MOSCOW (Reuters) - As Brazil forward Neymar broke down and wept uncontrollably on the pitch at the end of his team’s hard-fought 2-0 win over Costa Rica on Friday, it was hard not to be moved by his reaction.
For the second World Cup in a row, the 26-year-old is carrying the hopes of 200 million countrymen on his shoulders and his emotional outburst showed how much the win meant to him, and the level of pressure he is under.
Equally, it was just as hard not to be infuriated by his behavior during the Group E match where Brazil had to wait until stoppage time before breaking down the stubborn Central American defense, with Neymar himself scoring the second goal.
Throughout the game, Neymar collapsed to the ground at the slightest contact from an opponent and complained constantly to referee Bjorn Kuipers.
At one point, the Dutch official made a “keep quiet” sign before he eventually lost patience and booked Neymar when the Brazilian threw the ball down in disgust at a yet another decision he did not agree with.
Minutes before the yellow card, Neymar thought he won a penalty when he fell over backwards theatrically after a slight touch from Giancarlo Gonzalez.

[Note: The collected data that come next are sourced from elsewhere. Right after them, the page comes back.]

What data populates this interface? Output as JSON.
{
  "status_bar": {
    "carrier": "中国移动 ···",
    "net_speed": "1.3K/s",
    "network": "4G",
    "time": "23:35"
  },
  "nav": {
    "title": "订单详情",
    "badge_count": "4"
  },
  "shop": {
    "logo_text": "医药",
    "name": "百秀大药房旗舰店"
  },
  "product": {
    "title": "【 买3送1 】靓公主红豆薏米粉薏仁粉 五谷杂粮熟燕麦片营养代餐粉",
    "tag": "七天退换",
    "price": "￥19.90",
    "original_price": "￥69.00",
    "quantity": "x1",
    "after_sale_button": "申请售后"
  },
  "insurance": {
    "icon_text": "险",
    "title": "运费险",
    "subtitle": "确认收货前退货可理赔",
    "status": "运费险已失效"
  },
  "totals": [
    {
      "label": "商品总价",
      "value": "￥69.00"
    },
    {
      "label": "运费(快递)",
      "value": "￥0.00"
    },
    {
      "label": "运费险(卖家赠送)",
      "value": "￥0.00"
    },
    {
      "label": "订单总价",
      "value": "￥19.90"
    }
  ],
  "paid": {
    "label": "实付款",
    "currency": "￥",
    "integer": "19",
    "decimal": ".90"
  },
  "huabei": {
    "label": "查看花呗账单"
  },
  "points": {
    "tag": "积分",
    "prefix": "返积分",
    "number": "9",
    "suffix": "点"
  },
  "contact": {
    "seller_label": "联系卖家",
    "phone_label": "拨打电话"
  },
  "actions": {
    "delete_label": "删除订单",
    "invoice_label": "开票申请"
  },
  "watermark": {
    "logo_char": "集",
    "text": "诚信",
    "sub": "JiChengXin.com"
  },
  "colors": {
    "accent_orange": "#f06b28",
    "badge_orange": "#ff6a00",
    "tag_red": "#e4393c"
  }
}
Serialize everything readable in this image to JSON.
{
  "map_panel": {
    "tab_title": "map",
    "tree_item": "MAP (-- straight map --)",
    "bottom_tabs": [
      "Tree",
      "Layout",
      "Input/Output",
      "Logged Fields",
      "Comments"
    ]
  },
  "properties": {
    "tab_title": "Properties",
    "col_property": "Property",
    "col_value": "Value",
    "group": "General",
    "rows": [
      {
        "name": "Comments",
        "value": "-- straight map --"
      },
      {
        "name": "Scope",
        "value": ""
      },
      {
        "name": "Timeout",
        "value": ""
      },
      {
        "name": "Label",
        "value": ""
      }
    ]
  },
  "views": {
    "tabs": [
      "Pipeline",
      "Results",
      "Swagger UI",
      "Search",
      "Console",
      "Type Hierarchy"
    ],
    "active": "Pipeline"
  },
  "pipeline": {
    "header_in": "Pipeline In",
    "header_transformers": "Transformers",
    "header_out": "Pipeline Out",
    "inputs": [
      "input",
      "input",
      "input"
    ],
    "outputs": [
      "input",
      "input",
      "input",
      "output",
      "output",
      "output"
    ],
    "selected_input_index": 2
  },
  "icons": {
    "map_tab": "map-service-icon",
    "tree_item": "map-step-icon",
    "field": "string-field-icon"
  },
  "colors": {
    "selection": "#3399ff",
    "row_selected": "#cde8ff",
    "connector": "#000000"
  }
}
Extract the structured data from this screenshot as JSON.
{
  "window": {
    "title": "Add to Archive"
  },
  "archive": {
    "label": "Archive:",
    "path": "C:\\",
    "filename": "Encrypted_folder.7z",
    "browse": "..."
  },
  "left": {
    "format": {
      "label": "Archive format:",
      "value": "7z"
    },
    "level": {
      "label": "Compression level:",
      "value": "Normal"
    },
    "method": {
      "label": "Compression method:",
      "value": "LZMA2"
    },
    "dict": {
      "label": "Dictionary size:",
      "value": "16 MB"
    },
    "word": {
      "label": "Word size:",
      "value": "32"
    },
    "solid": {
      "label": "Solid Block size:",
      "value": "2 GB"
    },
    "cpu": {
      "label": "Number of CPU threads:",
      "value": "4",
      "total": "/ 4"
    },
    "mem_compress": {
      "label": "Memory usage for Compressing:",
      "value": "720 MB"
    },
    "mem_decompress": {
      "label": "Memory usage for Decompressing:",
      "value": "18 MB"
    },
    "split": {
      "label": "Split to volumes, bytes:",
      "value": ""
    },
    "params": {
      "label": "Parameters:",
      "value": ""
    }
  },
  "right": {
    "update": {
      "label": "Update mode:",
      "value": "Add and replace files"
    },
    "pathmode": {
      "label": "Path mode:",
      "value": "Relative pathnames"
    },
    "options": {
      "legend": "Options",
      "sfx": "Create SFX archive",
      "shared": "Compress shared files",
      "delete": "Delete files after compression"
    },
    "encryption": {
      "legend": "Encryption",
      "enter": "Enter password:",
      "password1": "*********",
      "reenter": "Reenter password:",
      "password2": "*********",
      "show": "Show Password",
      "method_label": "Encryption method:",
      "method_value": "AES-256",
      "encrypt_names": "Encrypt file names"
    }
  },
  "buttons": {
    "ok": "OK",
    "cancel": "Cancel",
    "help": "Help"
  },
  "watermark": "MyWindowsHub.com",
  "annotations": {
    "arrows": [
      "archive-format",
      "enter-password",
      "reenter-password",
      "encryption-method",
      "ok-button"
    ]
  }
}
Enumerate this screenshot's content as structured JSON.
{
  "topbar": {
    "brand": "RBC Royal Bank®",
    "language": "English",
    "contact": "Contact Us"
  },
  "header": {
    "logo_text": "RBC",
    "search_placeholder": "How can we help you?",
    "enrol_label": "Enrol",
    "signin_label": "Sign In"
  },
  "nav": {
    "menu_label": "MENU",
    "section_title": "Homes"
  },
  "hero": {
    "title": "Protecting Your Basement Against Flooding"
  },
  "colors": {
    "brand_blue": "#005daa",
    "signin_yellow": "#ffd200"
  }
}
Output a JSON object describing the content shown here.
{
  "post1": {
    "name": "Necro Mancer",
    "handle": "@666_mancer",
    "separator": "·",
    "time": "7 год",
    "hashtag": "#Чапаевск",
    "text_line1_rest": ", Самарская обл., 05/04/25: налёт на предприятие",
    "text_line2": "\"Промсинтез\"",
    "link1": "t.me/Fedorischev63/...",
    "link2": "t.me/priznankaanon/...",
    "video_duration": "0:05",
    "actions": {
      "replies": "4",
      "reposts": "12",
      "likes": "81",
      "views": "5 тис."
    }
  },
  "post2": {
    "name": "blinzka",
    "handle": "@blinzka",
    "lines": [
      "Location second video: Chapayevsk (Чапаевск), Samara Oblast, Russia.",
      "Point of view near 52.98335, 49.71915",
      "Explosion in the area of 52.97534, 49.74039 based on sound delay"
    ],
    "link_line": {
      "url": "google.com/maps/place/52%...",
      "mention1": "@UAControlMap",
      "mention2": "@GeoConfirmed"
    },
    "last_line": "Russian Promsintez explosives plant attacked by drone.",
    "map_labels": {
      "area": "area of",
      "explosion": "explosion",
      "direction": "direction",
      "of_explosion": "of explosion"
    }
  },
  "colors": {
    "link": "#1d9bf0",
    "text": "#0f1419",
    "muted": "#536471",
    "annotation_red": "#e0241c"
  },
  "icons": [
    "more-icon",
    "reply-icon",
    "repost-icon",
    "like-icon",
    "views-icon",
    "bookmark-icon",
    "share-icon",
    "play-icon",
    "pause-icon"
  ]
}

But, after an exemplary use of the video assistant referee (VAR) system, the referee decided that the contact did not merit Neymar’s tumble and changed his mind.
Exasperatingly, if Neymar had stayed on his feet, he might have had a clear shooting chance.
It is a trait that has marked his career, possibly influenced by an incident in 2010 when he was still playing in Brazilian club football with Santos.
After publicly remonstrating with coach Dorival Junior, who refused to allow him to take a penalty in a Brazilian championship match, Neymar was dropped from the team.
But, instead of backing the coach, the club fired him and the 18-year-old player was quickly reinstated.
Similarly, Neymar became used to Brazilian referees giving him a free kick for every minor contact and fall.
However, with World Cup officials less likely to indulge Neymar, there is a risk that he could become his own worst enemy.
He often wastes good attacking chances by choosing to take a tumble instead and, at a crucial stage during the second half, his behavior had a contagious effect and his team mates became distracted by all the fuss he created.
Brazil’s previous two World Cup coaches, Dunga and Luiz Felipe Scolari, had a tendency to lead and encourage protests against referees but the current incumbent Tite is a much calmer presence and it is surprising he has not tried to curb Neymar’s excesses.
Neymar has shown how important the World Cup is to him and, to his credit, he never gave up on Friday, even when the ball refused to go in.
But Brazil’s last World Cup campaign ended with a collective mental blackout in their 7-1 semi-final defeat to Germany and there are already signs that their temperament could cost them again.